Je viens de reprendre mon petit cheval. Du grenier où
je l'ai récupéré, il est venu s'établir dans la pièce qui me
sert de bureau et de musée. La queue que j'ai recollée vaille
que vaille s'est à nouveau écroulée. La plaie est plus béante
que jamais. Pour la première fois, je remarque le ventre de
l'animal, bourré de journaux et de papiers. Surprise : des
lettres, des notes, même une photo protégée par un emballage
jauni.
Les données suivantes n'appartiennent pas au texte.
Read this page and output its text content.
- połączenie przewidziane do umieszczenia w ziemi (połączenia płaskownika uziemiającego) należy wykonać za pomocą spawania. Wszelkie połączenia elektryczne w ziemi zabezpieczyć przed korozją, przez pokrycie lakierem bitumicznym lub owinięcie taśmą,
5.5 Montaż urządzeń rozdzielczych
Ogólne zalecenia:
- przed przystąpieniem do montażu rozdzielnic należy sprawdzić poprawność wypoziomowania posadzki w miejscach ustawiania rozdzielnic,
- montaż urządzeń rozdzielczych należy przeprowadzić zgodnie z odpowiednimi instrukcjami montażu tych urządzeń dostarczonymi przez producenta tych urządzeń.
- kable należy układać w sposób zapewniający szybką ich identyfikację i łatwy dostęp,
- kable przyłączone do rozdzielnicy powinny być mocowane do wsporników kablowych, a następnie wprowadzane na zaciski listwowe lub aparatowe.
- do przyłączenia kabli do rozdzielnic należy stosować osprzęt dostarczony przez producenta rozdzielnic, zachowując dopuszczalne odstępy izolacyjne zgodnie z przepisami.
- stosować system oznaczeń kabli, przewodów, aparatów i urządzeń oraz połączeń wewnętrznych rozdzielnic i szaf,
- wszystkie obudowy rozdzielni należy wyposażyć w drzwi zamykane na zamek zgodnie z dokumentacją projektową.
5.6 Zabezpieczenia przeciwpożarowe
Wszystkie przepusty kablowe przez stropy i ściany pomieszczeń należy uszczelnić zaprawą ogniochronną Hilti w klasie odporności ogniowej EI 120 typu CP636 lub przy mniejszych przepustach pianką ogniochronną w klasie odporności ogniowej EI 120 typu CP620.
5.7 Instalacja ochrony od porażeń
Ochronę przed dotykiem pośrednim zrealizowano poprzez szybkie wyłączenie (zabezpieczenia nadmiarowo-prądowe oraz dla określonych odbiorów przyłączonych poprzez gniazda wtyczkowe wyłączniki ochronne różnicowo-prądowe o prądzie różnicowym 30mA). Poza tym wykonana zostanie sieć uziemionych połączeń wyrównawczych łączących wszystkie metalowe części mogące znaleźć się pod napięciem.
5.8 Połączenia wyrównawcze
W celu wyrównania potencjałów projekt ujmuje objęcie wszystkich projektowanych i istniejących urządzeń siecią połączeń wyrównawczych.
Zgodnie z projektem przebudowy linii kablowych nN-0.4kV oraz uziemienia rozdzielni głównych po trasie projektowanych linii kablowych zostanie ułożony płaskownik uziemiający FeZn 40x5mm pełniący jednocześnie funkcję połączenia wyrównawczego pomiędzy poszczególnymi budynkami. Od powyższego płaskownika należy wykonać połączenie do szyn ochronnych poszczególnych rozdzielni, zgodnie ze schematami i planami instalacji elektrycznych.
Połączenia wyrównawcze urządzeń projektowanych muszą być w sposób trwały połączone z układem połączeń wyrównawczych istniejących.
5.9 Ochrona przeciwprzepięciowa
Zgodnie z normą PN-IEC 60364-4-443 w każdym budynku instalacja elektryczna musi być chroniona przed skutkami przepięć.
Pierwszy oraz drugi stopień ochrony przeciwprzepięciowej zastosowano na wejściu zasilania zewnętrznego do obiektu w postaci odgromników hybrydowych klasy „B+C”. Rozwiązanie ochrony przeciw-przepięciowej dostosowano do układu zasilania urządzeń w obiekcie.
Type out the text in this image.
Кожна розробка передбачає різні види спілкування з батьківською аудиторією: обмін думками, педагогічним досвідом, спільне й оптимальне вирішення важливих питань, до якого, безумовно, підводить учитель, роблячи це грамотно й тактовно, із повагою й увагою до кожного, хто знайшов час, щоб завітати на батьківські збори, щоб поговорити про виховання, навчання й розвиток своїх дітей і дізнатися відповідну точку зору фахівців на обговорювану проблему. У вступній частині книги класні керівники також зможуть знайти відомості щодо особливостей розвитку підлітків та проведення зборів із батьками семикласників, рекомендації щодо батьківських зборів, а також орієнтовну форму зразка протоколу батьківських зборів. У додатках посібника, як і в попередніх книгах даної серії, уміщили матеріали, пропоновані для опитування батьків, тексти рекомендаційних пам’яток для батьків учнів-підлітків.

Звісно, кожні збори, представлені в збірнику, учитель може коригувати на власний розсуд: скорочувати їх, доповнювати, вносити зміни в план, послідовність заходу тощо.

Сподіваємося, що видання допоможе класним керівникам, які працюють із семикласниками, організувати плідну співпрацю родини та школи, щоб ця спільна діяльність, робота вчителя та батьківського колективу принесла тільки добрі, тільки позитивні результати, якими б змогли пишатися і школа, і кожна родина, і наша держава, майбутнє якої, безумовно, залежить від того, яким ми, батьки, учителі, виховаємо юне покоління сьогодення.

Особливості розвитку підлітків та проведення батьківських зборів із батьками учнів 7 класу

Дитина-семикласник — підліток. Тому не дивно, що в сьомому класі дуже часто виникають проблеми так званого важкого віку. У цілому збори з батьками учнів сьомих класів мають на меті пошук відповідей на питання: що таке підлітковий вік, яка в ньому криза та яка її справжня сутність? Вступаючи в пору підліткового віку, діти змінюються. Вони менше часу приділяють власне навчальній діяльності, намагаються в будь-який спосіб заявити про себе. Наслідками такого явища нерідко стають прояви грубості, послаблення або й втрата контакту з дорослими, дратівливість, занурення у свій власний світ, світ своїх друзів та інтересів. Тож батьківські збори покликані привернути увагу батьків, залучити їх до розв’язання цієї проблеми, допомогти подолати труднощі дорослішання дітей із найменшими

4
Depuis quand tout ce fatras d'écrits sommeille-t-il
dans ce tabernacle insolite ? S'agit-il simplement de feuilles
anciennes bourrées là pour renforcer le corps cartonné du
jouet ? Ou de documents sciemment dissimulés ? Je dispose
le tout sur la table du salon. Une part de ma vie est prête
à basculer.
Avec ces lettres et le journal du jeune Nicolaï, le narrateur
va reconstituer un puzzle inattendu où les secrets de famille
s'entremèlent à un épisode occulté de la première guerre mondiale.
L'histoire officielle fait en effet rarement mention de ces vingt
mille soldats russes envoyés par le tsar en 1916 pour combattre
aux côtés de l'armée française ; encore moins du sort qui leur fut
réservé au camp de La Courtine en 1917.